POÉSIE. Recueils de Silvaine ARABO... Au fil du labyrinthe, Le bien-aimé fleurit toujours sous les tonnelles...
17/05/2020
De Au Fil du labyrinthe aux Arcanes majeurs, en passant par les Marines résiliences, ce sont deux livres et trois chemins intérieurs tracés par Silvaine Arabo. Et de l’un à l’autre un itinéraire secret se dévoile, autant à celle qui écrit qu’au lecteur. Car ce sont les mots qui mettent au jour ce qui se déroulait en partie inconsciemment. Mais quand je note "inconsciemment", je pense, bien sûr, d’abord, à l’inconscient individuel qui agit en nous, épurant nos émotions, et créant notre identité en nous affrontant à nos douleurs et à nos ombres. Mais aussi à deux autres réalités de ce qu’on nomme "inconscient". Individuel, encore, ce non-su de notre centre le plus haut, ce Soi qui guide et cache sa connaissance, jusqu’à ce que des signes et synchronicités tressent un langage qu’on entend. Et, tel que Jung l’a explicité, autre inconscient, la part collective de nos imaginaires, mythes et savoirs. Le parcours personnel, dans sa réalité la plus noble, est une initiation qui, petit à petit, connecte ces trois espaces et crée une résonance qui va faire sens. Alors le "Je" sait qui il est. C’est à lire cela que Silvaine Arabo invite dans ces livres. Et c’est certainement parce qu’elle pressentait en avoir les clés qu’elle a décidé, des décennies après les avoir écrits, de porter à un éditeur des textes si anciens. Ainsi, ont paru, à un an d’intervalle, deux recueils séparés par cinquante années.

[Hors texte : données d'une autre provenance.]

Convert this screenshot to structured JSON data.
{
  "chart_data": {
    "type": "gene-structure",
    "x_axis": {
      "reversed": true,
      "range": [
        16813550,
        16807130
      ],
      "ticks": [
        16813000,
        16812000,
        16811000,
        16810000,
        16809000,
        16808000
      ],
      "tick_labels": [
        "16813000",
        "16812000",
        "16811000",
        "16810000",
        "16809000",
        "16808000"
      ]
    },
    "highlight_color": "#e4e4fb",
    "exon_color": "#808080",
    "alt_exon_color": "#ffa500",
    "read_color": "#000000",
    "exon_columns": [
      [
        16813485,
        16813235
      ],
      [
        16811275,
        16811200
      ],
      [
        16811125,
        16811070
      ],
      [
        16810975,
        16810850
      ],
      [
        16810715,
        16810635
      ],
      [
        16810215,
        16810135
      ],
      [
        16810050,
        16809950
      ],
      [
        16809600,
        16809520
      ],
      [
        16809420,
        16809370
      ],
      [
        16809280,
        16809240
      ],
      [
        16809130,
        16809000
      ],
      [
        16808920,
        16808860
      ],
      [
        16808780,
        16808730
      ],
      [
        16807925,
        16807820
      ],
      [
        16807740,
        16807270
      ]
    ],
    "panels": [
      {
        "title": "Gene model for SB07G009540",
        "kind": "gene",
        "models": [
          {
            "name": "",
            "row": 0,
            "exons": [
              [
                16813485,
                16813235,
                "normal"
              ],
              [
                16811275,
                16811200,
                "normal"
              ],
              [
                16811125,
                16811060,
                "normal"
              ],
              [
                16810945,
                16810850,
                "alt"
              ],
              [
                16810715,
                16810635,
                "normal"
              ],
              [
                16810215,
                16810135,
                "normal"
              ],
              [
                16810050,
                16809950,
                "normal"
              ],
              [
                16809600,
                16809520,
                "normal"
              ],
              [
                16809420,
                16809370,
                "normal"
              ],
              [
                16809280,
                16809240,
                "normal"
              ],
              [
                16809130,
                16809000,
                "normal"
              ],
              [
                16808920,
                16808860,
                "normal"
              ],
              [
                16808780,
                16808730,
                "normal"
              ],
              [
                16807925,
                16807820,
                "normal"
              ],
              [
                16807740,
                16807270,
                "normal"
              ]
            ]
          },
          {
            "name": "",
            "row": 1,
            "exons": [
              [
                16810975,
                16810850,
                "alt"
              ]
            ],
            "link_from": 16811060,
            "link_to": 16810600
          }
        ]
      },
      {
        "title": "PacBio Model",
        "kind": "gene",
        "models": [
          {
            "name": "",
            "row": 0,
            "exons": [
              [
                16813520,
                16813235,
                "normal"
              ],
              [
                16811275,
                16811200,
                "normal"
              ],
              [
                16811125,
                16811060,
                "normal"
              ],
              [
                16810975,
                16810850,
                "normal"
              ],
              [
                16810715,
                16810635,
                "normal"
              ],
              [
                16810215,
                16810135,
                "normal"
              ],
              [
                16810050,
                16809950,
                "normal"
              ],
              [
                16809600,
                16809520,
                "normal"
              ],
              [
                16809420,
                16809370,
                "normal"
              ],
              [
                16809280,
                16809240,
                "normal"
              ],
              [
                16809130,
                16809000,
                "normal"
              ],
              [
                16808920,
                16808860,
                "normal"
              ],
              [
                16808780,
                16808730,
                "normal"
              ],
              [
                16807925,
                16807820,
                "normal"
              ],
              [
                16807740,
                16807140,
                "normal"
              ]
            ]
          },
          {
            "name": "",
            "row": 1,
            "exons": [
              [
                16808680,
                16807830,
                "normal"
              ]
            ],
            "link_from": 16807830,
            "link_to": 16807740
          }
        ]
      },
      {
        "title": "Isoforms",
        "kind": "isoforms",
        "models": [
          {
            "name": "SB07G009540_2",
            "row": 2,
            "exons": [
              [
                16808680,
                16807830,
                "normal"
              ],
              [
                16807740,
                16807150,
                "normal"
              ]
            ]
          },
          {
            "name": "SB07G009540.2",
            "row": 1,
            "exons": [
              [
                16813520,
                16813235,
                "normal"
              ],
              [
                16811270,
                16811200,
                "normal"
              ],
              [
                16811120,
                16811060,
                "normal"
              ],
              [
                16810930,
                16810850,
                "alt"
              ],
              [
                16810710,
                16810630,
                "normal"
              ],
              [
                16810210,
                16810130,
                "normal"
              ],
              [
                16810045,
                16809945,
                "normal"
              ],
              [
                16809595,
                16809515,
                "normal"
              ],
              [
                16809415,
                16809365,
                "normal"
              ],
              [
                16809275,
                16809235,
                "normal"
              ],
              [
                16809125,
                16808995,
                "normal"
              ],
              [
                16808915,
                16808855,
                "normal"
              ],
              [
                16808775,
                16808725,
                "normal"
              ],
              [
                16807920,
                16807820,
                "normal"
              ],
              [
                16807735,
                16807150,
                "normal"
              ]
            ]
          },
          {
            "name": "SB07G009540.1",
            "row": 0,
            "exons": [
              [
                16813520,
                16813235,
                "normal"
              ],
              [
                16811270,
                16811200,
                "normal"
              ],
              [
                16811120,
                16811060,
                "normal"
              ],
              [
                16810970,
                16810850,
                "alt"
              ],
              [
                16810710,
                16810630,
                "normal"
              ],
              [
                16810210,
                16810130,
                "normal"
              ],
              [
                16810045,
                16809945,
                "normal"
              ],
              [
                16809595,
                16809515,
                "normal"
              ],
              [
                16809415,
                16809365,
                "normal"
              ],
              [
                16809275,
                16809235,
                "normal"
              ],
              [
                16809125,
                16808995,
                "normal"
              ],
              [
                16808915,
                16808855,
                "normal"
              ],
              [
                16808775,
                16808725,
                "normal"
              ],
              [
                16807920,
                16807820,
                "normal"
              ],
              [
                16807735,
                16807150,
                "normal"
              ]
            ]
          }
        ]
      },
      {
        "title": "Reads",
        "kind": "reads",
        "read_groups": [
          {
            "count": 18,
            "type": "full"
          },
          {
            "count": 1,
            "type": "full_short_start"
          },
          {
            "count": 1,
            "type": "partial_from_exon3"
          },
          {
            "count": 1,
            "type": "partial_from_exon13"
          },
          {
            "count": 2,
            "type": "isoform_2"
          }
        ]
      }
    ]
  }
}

(La photographie de couverture est de Silvaine Arabo)
Première lecture...
Au fil du labyrinthe
suivi de Marines résiliences, éds. Rafael de Surtis, 2019.
En exergue, Guillaume Apollinaire :
"Adieu adieu soleil cou coupé !"
Traduction du choc.
La poète confirmée et reconnue, après de nombreuses publications, a donc remis à la lumière des pages de 1972 et 1974, qu’elle gardait. Peut-être fallait-il ce temps pour que cela puisse devenir public. Car ce recueil ancien, double, était l’histoire d’un grand chagrin intime, un deuil, la perte de la mère à vingt-six ans. Elle gardait aussi les poèmes de la remontée à l’espoir vital, qui suivaient la période déstructurante.
La parole qui s’inscrit dit qu’il n’y a pas de mots magiciens pour empêcher la mort, pas de mots pour effacer la douleur et l’absence. Mais ils ont d’autres pouvoirs, comme capturer un peu de mémoire et tisser un portrait, double visage en filigrane derrière le papier des pages, traits confondus du "toi’"et du "moi".
On ne sauve pas ceux qu’on aime de la mort et on ne se sauve pas de ce qui meurt alors en soi. Car "il ny a rien".
"Au bord de mes lèvres
pas même moi."
On n’a que "ces pathétiques mains" dressées vers on ne sait quoi. Car on s’est perdu.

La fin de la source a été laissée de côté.